I followed a nice car this morning on my drive to work. It was a convertible Lexus C-something-or-other. I was looking at it and admiring. I thought "would I buy that car if I could?" and I immediately answered "no". But I would let my husband buy it if he really really wanted it, and I would take it for a spin now and then. And then I got analyzing my answer and why I would be seen in it - but not everyday. I guess, it's because I am comfortable with luxury but not desperate for it. I was raised partially in the lap of it. It was never directly ours and my parents argued about money so much I thought we had none. Someone else had plenty, though. Someone I really really loved and admired. I knew he was loving and kind and would give the shirt off his back to anyone who needed it. He was the son of Norwegian immigrants who had very little. He set an intention to own his own business and he eventually made plenty of money. He handled money well. He gave it away, he helped others with it, he spent it on his wife & family. He made good things happen with it. He died poor. He had spent it all living luxuriously, having what he wanted and giving whenever he could.

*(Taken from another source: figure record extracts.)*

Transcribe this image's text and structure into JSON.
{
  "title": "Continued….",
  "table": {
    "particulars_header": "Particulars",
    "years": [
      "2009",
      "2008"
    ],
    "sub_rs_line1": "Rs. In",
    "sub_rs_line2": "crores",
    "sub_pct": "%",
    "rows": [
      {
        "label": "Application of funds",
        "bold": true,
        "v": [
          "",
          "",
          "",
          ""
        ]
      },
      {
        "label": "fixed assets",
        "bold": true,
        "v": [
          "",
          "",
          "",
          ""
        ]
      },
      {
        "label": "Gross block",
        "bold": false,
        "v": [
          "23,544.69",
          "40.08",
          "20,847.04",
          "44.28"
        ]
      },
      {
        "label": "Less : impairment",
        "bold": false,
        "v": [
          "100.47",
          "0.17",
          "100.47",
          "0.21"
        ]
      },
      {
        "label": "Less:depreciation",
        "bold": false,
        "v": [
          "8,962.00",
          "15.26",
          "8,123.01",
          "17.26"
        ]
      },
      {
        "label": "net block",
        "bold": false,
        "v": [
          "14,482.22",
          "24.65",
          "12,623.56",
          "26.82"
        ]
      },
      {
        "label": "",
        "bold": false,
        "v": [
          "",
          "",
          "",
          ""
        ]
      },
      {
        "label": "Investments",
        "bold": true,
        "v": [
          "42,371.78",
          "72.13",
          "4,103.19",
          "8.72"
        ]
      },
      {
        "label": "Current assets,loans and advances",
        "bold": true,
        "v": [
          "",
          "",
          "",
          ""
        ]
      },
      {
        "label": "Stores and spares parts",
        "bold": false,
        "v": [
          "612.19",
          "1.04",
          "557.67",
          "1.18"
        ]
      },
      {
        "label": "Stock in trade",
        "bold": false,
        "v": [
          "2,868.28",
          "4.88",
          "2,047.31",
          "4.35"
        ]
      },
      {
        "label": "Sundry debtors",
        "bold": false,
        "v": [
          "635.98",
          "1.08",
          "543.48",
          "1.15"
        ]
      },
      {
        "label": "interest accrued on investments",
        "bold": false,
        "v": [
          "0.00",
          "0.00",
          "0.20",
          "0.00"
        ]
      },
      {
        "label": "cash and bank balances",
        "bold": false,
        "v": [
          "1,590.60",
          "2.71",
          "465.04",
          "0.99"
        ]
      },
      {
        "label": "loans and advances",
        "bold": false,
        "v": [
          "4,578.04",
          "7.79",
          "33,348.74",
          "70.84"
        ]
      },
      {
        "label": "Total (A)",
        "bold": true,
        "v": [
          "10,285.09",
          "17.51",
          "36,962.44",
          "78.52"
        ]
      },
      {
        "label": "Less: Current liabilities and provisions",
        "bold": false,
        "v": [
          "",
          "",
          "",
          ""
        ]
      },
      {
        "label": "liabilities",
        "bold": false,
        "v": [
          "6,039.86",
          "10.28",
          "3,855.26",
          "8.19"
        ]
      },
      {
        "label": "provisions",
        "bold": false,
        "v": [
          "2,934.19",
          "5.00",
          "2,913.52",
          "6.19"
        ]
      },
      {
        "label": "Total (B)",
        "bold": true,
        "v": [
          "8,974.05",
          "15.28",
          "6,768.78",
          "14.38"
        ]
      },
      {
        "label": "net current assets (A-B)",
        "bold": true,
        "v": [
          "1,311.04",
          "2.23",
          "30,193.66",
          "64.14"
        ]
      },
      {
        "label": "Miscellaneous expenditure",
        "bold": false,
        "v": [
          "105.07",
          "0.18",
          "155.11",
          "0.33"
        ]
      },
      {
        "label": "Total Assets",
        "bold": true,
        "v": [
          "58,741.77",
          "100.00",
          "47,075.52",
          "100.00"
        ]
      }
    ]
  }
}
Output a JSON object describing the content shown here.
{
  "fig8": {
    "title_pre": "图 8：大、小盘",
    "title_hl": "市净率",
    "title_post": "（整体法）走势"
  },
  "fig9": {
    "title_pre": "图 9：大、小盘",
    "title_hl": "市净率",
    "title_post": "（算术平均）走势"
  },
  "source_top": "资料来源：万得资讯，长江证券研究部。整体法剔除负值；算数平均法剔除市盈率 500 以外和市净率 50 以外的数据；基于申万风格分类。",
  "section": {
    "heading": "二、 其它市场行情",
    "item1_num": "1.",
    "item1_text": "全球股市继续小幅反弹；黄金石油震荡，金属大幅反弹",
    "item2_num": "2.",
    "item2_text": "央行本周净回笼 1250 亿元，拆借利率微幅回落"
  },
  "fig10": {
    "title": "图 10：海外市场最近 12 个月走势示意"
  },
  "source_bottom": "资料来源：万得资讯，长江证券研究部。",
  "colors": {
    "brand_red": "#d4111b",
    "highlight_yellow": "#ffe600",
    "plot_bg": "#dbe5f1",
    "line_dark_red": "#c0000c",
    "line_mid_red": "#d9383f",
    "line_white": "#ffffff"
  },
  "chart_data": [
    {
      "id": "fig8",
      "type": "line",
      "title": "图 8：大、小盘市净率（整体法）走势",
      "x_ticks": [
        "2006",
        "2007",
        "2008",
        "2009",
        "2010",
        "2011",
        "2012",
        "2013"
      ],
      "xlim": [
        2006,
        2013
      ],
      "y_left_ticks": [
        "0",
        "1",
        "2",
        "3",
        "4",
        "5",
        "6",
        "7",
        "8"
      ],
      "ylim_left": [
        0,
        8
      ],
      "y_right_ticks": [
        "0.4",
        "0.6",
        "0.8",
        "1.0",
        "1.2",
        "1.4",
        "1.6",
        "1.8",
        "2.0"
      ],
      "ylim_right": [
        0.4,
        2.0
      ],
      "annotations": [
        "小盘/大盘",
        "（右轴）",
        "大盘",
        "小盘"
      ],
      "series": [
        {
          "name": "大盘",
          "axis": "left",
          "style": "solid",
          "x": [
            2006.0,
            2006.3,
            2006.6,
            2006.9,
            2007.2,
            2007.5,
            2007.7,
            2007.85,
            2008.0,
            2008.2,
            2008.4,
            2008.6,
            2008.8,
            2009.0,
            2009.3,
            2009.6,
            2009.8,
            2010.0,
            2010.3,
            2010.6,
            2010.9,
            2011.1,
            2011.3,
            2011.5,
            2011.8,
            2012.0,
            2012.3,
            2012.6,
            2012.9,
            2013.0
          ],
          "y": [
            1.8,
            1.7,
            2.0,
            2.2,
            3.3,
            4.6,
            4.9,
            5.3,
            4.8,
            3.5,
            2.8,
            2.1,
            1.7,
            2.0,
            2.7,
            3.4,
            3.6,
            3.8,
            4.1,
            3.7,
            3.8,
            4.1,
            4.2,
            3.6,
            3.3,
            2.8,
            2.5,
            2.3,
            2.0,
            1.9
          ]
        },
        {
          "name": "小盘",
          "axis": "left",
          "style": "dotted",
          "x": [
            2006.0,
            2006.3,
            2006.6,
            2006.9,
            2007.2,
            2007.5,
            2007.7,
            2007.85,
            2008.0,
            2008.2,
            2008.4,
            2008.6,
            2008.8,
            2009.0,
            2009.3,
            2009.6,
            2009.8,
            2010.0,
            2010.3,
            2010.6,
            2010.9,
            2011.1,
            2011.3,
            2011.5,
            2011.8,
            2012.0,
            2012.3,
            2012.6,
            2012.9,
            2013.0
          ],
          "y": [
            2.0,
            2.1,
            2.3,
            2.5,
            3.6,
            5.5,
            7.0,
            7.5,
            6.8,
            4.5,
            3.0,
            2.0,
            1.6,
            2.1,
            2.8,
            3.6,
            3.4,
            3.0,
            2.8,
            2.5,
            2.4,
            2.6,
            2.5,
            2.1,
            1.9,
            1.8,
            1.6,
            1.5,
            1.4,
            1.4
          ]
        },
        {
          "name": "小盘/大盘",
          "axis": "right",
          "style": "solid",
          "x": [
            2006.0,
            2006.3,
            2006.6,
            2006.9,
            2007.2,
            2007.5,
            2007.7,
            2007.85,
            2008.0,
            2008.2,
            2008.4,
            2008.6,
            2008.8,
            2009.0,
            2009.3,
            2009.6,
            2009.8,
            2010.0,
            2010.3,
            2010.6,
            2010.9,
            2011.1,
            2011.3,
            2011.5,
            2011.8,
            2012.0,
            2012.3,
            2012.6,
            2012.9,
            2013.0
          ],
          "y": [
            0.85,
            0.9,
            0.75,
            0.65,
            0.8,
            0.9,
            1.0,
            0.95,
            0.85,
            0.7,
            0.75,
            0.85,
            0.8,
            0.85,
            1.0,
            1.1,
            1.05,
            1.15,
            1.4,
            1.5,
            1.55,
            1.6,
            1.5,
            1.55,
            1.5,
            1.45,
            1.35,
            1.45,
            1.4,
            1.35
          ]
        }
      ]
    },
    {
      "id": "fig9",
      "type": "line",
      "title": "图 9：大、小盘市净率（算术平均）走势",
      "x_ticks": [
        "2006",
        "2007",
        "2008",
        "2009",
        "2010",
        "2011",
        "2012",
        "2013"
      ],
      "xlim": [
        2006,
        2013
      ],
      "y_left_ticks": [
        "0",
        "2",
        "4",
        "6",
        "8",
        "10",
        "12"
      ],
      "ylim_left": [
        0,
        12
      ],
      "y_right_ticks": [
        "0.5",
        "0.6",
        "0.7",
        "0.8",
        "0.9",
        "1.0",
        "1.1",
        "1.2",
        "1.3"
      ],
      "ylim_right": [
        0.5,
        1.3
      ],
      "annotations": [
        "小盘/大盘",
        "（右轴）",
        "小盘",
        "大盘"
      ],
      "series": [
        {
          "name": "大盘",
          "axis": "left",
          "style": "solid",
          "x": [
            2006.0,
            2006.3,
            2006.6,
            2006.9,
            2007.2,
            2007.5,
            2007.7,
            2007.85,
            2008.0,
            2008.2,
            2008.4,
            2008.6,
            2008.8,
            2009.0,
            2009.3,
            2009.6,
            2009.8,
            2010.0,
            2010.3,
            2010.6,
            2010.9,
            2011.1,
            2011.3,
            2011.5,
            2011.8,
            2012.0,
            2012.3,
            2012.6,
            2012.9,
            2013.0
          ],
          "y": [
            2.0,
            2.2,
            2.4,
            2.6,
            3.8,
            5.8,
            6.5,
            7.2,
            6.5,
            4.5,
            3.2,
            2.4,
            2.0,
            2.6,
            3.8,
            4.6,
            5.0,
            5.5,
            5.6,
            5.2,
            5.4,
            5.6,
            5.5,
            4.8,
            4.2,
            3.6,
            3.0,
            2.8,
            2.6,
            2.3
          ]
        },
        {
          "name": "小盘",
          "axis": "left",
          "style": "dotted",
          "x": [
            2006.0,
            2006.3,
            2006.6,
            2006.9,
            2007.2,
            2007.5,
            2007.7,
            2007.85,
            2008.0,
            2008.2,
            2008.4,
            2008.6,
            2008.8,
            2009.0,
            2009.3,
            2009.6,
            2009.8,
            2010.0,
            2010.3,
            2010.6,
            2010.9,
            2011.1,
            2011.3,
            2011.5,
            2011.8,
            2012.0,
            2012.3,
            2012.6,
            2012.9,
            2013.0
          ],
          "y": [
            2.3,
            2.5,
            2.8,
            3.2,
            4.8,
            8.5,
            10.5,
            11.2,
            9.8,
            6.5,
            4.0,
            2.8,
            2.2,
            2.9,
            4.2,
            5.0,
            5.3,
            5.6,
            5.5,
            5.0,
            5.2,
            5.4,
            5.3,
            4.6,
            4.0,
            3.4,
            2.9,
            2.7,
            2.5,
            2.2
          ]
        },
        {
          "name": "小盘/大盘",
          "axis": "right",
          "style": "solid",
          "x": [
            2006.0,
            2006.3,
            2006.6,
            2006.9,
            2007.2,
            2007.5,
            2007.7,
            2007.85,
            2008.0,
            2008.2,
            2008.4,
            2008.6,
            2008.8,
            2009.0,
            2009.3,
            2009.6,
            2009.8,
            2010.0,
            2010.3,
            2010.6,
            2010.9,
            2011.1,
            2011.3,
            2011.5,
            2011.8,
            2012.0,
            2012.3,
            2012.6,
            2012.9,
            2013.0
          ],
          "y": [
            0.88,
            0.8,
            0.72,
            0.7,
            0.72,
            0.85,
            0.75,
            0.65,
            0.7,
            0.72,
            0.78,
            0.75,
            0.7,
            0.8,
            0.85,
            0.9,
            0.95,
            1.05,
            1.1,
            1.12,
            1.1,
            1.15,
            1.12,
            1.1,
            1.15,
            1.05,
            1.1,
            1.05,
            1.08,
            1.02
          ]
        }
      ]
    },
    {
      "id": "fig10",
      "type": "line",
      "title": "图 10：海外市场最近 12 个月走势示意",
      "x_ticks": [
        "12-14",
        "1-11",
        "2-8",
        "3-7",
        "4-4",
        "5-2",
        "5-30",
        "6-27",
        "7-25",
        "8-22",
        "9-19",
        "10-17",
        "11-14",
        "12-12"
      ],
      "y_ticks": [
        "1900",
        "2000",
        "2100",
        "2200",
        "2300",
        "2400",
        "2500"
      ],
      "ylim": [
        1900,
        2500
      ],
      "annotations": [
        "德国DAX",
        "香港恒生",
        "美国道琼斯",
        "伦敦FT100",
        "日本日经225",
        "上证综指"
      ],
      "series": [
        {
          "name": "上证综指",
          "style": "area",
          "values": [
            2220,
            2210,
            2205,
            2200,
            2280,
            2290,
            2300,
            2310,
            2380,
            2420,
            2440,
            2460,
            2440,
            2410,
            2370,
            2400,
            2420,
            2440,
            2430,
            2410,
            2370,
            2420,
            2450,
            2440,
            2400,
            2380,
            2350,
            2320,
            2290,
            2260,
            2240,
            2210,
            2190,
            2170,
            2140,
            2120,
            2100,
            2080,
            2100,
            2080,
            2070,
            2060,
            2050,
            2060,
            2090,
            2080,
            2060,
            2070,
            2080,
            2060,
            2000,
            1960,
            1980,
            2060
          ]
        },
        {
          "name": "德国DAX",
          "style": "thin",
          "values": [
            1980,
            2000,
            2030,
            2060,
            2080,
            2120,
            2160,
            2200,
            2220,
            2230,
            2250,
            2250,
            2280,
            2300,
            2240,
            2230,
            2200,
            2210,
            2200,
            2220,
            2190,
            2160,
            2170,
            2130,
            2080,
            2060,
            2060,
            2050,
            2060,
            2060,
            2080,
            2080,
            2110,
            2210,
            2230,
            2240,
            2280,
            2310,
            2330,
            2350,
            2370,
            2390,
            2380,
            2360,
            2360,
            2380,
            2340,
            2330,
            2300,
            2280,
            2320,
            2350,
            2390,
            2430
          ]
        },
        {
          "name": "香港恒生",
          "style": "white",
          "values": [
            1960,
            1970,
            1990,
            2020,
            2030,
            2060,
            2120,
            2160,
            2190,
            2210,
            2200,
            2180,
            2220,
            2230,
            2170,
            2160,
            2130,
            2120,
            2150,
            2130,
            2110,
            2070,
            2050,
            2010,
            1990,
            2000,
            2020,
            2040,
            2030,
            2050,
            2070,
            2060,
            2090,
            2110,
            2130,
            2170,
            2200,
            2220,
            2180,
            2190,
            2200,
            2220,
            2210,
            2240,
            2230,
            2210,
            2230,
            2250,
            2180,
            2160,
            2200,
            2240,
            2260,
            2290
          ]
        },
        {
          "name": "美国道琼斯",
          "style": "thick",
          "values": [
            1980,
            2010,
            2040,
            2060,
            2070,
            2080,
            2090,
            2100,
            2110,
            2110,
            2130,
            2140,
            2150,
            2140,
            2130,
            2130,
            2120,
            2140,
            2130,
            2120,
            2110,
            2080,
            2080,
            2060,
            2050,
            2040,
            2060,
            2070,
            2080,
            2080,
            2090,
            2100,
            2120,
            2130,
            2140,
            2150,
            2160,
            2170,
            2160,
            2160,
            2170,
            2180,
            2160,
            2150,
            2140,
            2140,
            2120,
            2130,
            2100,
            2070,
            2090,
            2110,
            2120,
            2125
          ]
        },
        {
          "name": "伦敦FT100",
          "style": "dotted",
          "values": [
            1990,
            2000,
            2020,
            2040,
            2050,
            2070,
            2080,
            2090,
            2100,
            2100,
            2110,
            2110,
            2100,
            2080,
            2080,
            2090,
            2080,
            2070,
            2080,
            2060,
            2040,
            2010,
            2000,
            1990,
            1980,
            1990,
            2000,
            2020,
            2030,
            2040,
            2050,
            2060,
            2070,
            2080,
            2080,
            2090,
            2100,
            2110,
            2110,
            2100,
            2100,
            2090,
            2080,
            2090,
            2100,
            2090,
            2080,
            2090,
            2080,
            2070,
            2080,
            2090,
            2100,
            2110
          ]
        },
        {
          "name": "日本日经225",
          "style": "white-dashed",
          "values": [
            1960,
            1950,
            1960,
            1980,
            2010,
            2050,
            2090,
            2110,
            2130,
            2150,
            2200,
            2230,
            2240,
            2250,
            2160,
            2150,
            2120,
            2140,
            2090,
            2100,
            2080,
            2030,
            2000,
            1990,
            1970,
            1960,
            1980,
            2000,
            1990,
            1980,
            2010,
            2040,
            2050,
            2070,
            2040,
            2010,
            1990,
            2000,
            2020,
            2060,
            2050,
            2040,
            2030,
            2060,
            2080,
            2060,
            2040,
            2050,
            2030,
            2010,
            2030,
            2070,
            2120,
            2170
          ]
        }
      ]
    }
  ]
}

The point? I am comfortable with money, luxury and success because it was good to me. But, it was never mine. So, I don't see it as something that I need to be happy. Truly. For me, this translates to not sticking to anything. If I don't need money for happiness, I can just do what I want to do and that can change every couple of years - a mental life of a beatnik, or a hippie, or gypsy. It's all good, man.
Then I realized. I want to be what I am meant to be - the fullest potential I can muster in this lifetime. It means taking a risk and to take this risk I know I need to make a living doing it. I have never had a clear vision for my career. And that has worked fine for me, until now.